Zuvor hatte Merkel bei einer internen Sitzung des Europaausschusses des Bundestages vor überzogenen Erwartungen an die deutsche EU-Ratspräsidentschaft im ersten Halbjahr 2007 mit Blick auf die europäische Verfassung gewarnt. „Wir müssen da der ruhende Pol sein“, sagte die Kanzlerin. Das Vertragswerk liegt auf Eis, seit es bei Referenden in Frankreich und in den Niederlanden im vergangenen Jahr abgelehnt wurde. Der CSU-Abgeordnete Thomas Silberhorn verlangte in der Bundestagsdebatte, das Projekt der institutionellen Reform, die mit der EU-Verfassung verfolgt wird, „ein Stück zurückzustellen“ und „Zeit zu gewinnen“.

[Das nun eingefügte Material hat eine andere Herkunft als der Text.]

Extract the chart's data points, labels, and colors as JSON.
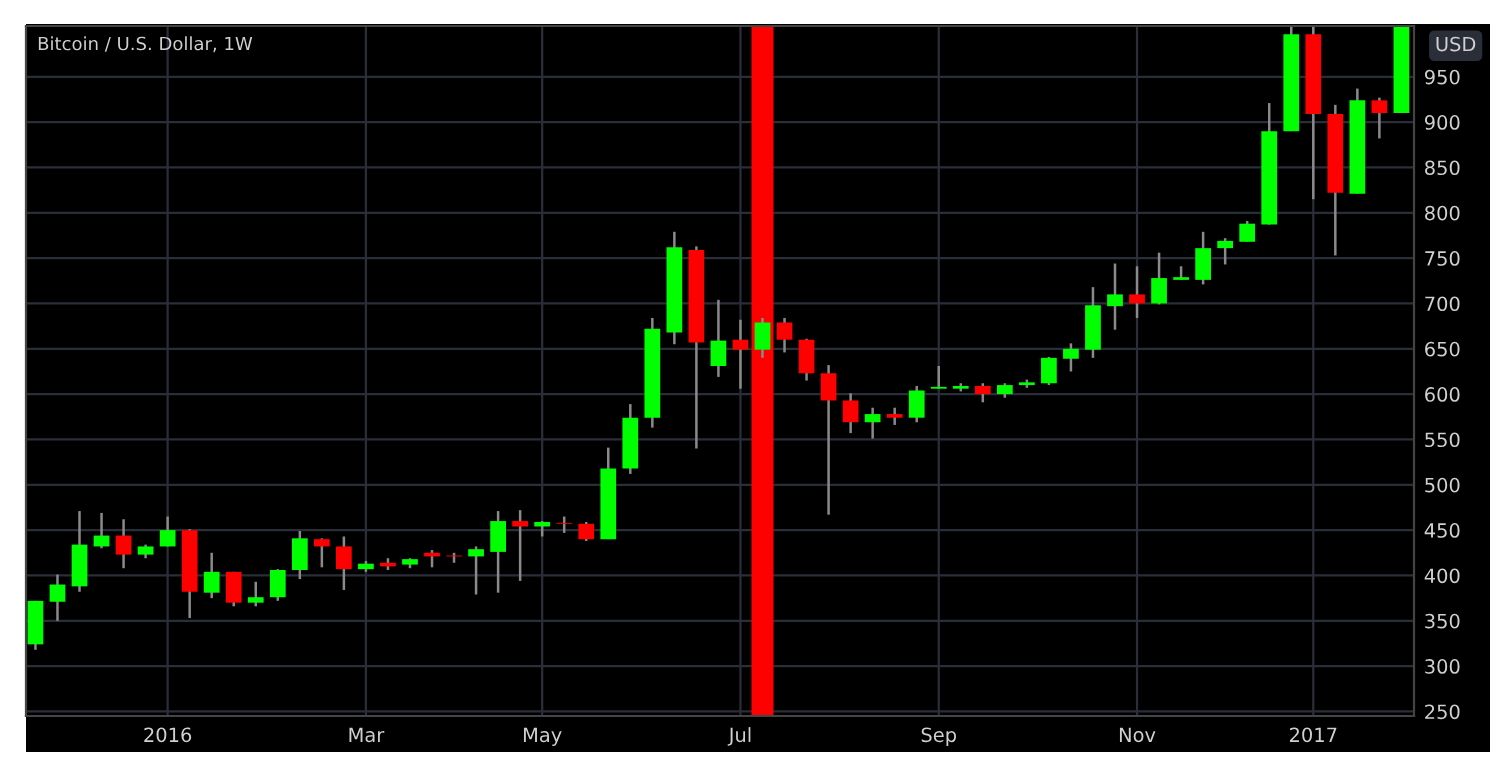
{
  "chart_data": {
    "type": "candlestick",
    "title": "Bitcoin / U.S. Dollar, 1W",
    "ylabel": "USD",
    "x": [
      "2015-11-23",
      "2015-11-30",
      "2015-12-07",
      "2015-12-14",
      "2015-12-21",
      "2015-12-28",
      "2016-01-04",
      "2016-01-11",
      "2016-01-18",
      "2016-01-25",
      "2016-02-01",
      "2016-02-08",
      "2016-02-15",
      "2016-02-22",
      "2016-02-29",
      "2016-03-07",
      "2016-03-14",
      "2016-03-21",
      "2016-03-28",
      "2016-04-04",
      "2016-04-11",
      "2016-04-18",
      "2016-04-25",
      "2016-05-02",
      "2016-05-09",
      "2016-05-16",
      "2016-05-23",
      "2016-05-30",
      "2016-06-06",
      "2016-06-13",
      "2016-06-20",
      "2016-06-27",
      "2016-07-04",
      "2016-07-11",
      "2016-07-18",
      "2016-07-25",
      "2016-08-01",
      "2016-08-08",
      "2016-08-15",
      "2016-08-22",
      "2016-08-29",
      "2016-09-05",
      "2016-09-12",
      "2016-09-19",
      "2016-09-26",
      "2016-10-03",
      "2016-10-10",
      "2016-10-17",
      "2016-10-24",
      "2016-10-31",
      "2016-11-07",
      "2016-11-14",
      "2016-11-21",
      "2016-11-28",
      "2016-12-05",
      "2016-12-12",
      "2016-12-19",
      "2016-12-26",
      "2017-01-02",
      "2017-01-09",
      "2017-01-16",
      "2017-01-23",
      "2017-01-30"
    ],
    "ohlc": [
      [
        324,
        372,
        318,
        372
      ],
      [
        371,
        401,
        350,
        390
      ],
      [
        388,
        471,
        382,
        434
      ],
      [
        432,
        469,
        430,
        444
      ],
      [
        444,
        462,
        408,
        423
      ],
      [
        423,
        434,
        419,
        432
      ],
      [
        432,
        465,
        432,
        450
      ],
      [
        450,
        451,
        353,
        382
      ],
      [
        381,
        425,
        375,
        404
      ],
      [
        404,
        404,
        366,
        370
      ],
      [
        370,
        393,
        366,
        376
      ],
      [
        376,
        407,
        372,
        406
      ],
      [
        406,
        449,
        396,
        441
      ],
      [
        440,
        441,
        409,
        432
      ],
      [
        432,
        443,
        384,
        407
      ],
      [
        407,
        416,
        404,
        413
      ],
      [
        414,
        419,
        406,
        410
      ],
      [
        412,
        419,
        408,
        418
      ],
      [
        425,
        428,
        409,
        421
      ],
      [
        422,
        425,
        414,
        421
      ],
      [
        421,
        432,
        379,
        429
      ],
      [
        426,
        471,
        381,
        460
      ],
      [
        460,
        472,
        394,
        454
      ],
      [
        454,
        460,
        443,
        459
      ],
      [
        458,
        465,
        447,
        457
      ],
      [
        457,
        459,
        438,
        440
      ],
      [
        440,
        541,
        440,
        518
      ],
      [
        518,
        589,
        512,
        574
      ],
      [
        574,
        684,
        563,
        672
      ],
      [
        668,
        779,
        655,
        762
      ],
      [
        759,
        763,
        540,
        657
      ],
      [
        631,
        704,
        619,
        659
      ],
      [
        660,
        682,
        606,
        649
      ],
      [
        649,
        684,
        640,
        679
      ],
      [
        679,
        684,
        646,
        660
      ],
      [
        660,
        661,
        615,
        623
      ],
      [
        623,
        632,
        467,
        593
      ],
      [
        593,
        601,
        557,
        569
      ],
      [
        569,
        585,
        551,
        578
      ],
      [
        578,
        585,
        566,
        574
      ],
      [
        574,
        609,
        569,
        604
      ],
      [
        606,
        631,
        606,
        608
      ],
      [
        606,
        612,
        603,
        609
      ],
      [
        609,
        612,
        591,
        600
      ],
      [
        600,
        612,
        596,
        610
      ],
      [
        610,
        616,
        607,
        613
      ],
      [
        612,
        641,
        610,
        640
      ],
      [
        639,
        656,
        625,
        650
      ],
      [
        649,
        718,
        640,
        698
      ],
      [
        697,
        744,
        671,
        710
      ],
      [
        710,
        741,
        684,
        700
      ],
      [
        700,
        756,
        699,
        728
      ],
      [
        726,
        741,
        726,
        729
      ],
      [
        726,
        779,
        721,
        761
      ],
      [
        761,
        772,
        743,
        769
      ],
      [
        768,
        791,
        768,
        788
      ],
      [
        787,
        921,
        787,
        890
      ],
      [
        890,
        1005,
        890,
        997
      ],
      [
        997,
        1005,
        815,
        909
      ],
      [
        909,
        919,
        753,
        822
      ],
      [
        821,
        937,
        821,
        924
      ],
      [
        924,
        927,
        882,
        910
      ],
      [
        910,
        1005,
        910,
        1005
      ]
    ],
    "colors": [
      "#00ff00",
      "#00ff00",
      "#00ff00",
      "#00ff00",
      "#ff0000",
      "#00ff00",
      "#00ff00",
      "#ff0000",
      "#00ff00",
      "#ff0000",
      "#00ff00",
      "#00ff00",
      "#00ff00",
      "#ff0000",
      "#ff0000",
      "#00ff00",
      "#ff0000",
      "#00ff00",
      "#ff0000",
      "#ff0000",
      "#00ff00",
      "#00ff00",
      "#ff0000",
      "#00ff00",
      "#ff0000",
      "#ff0000",
      "#00ff00",
      "#00ff00",
      "#00ff00",
      "#00ff00",
      "#ff0000",
      "#00ff00",
      "#ff0000",
      "#00ff00",
      "#ff0000",
      "#ff0000",
      "#ff0000",
      "#ff0000",
      "#00ff00",
      "#ff0000",
      "#00ff00",
      "#00ff00",
      "#00ff00",
      "#ff0000",
      "#00ff00",
      "#00ff00",
      "#00ff00",
      "#00ff00",
      "#00ff00",
      "#00ff00",
      "#ff0000",
      "#00ff00",
      "#00ff00",
      "#00ff00",
      "#00ff00",
      "#00ff00",
      "#00ff00",
      "#00ff00",
      "#ff0000",
      "#ff0000",
      "#00ff00",
      "#ff0000",
      "#00ff00"
    ],
    "xlim": [
      "2015-11-20",
      "2017-02-03"
    ],
    "xticks": [
      {
        "value": "2016-01-04",
        "label": "2016"
      },
      {
        "value": "2016-03-07",
        "label": "Mar"
      },
      {
        "value": "2016-05-02",
        "label": "May"
      },
      {
        "value": "2016-07-04",
        "label": "Jul"
      },
      {
        "value": "2016-09-05",
        "label": "Sep"
      },
      {
        "value": "2016-11-07",
        "label": "Nov"
      },
      {
        "value": "2017-01-02",
        "label": "2017"
      }
    ],
    "ylim": [
      245,
      1006
    ],
    "yticks": [
      250,
      300,
      350,
      400,
      450,
      500,
      550,
      600,
      650,
      700,
      750,
      800,
      850,
      900,
      950
    ],
    "bands": [
      {
        "axis": "x",
        "from": "2016-07-07T12:00",
        "to": "2016-07-14T12:00",
        "color": "#ff0000"
      }
    ],
    "grid": true
  }
}
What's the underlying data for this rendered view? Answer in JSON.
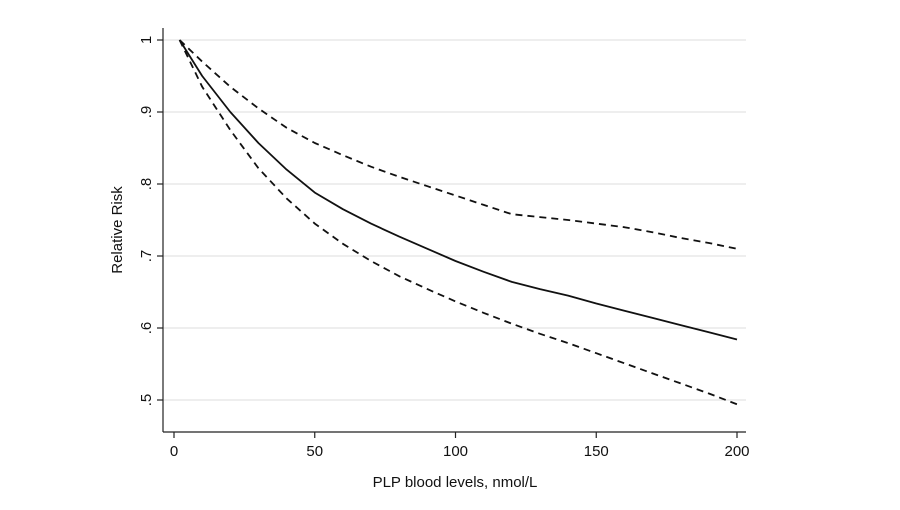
{
  "chart_data": {
    "type": "line",
    "title": "",
    "xlabel": "PLP blood levels, nmol/L",
    "ylabel": "Relative Risk",
    "xlim": [
      0,
      200
    ],
    "ylim": [
      0.45,
      1.0
    ],
    "x_ticks": [
      0,
      50,
      100,
      150,
      200
    ],
    "x_tick_labels": [
      "0",
      "50",
      "100",
      "150",
      "200"
    ],
    "y_ticks": [
      0.5,
      0.6,
      0.7,
      0.8,
      0.9,
      1.0
    ],
    "y_tick_labels": [
      ".5",
      ".6",
      ".7",
      ".8",
      ".9",
      "1"
    ],
    "grid": "horizontal",
    "legend": "none",
    "series": [
      {
        "role": "estimate",
        "style": "solid",
        "x": [
          2,
          10,
          20,
          30,
          40,
          50,
          60,
          70,
          80,
          90,
          100,
          110,
          120,
          130,
          140,
          150,
          160,
          170,
          180,
          190,
          200
        ],
        "y": [
          1.0,
          0.95,
          0.9,
          0.857,
          0.82,
          0.788,
          0.765,
          0.745,
          0.727,
          0.71,
          0.693,
          0.678,
          0.664,
          0.654,
          0.645,
          0.634,
          0.624,
          0.614,
          0.604,
          0.594,
          0.584
        ]
      },
      {
        "role": "upper bound",
        "style": "dashed",
        "x": [
          2,
          10,
          20,
          30,
          40,
          50,
          60,
          70,
          80,
          90,
          100,
          110,
          120,
          130,
          140,
          150,
          160,
          170,
          180,
          190,
          200
        ],
        "y": [
          1.0,
          0.97,
          0.935,
          0.905,
          0.878,
          0.857,
          0.84,
          0.824,
          0.81,
          0.797,
          0.784,
          0.771,
          0.758,
          0.754,
          0.75,
          0.745,
          0.74,
          0.733,
          0.725,
          0.718,
          0.71
        ]
      },
      {
        "role": "lower bound",
        "style": "dashed",
        "x": [
          2,
          10,
          20,
          30,
          40,
          50,
          60,
          70,
          80,
          90,
          100,
          110,
          120,
          130,
          140,
          150,
          160,
          170,
          180,
          190,
          200
        ],
        "y": [
          1.0,
          0.935,
          0.875,
          0.822,
          0.78,
          0.745,
          0.717,
          0.693,
          0.672,
          0.654,
          0.637,
          0.621,
          0.606,
          0.592,
          0.579,
          0.565,
          0.551,
          0.537,
          0.523,
          0.509,
          0.494
        ]
      }
    ]
  }
}
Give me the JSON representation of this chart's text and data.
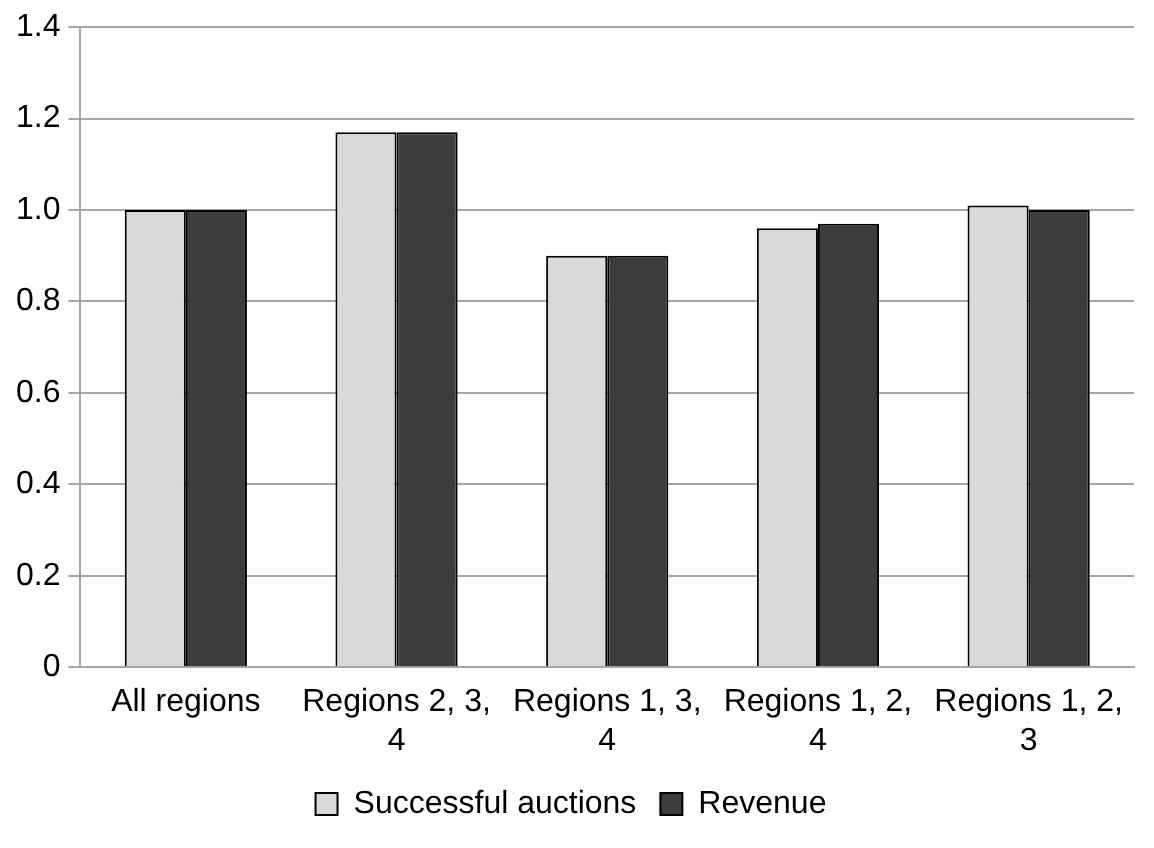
{
  "chart_data": {
    "type": "bar",
    "categories": [
      "All regions",
      "Regions 2, 3, 4",
      "Regions 1, 3, 4",
      "Regions 1, 2, 4",
      "Regions 1, 2, 3"
    ],
    "series": [
      {
        "name": "Successful auctions",
        "color": "#d9d9d9",
        "values": [
          1.0,
          1.17,
          0.9,
          0.96,
          1.01
        ]
      },
      {
        "name": "Revenue",
        "color": "#3c3c3c",
        "values": [
          1.0,
          1.17,
          0.9,
          0.97,
          1.0
        ]
      }
    ],
    "ylim": [
      0,
      1.4
    ],
    "yticks": [
      0,
      0.2,
      0.4,
      0.6,
      0.8,
      {
        "value": 1,
        "label": "1.0"
      },
      1.2,
      1.4
    ],
    "grid": "y",
    "legend": "bottom"
  }
}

Angesichts des EU-Frühjahrsgipfels am kommenden Donnerstag und Freitag, der sich auch mit der europäischen Energiepolitik befassen wird, forderte Steinmeier einen „intensiven Dialog“ zwischen Förder-, Transit- und Verbraucherländern. Deutschland sei bei den erneuerbaren Energien auf dem Weltmarkt führend, sagte er. Andererseits sei auch Russland auf Energieeffizienz, Forschung und erneuerbare Energien angewiesen. Mehrere Redner setzten sich kritisch mit Tendenzen zur nationalen Abschottung auf dem Energiemarkt in Europa auseinander. So forderte der europapolitische Sprecher der FDP-Fraktion, Markus Löning, die Bundesregierung auf, die EU-Kommission bei der Überwachung des europäischen Wettbewerbs im Energiebereich stärker in die Pflicht zu nehmen.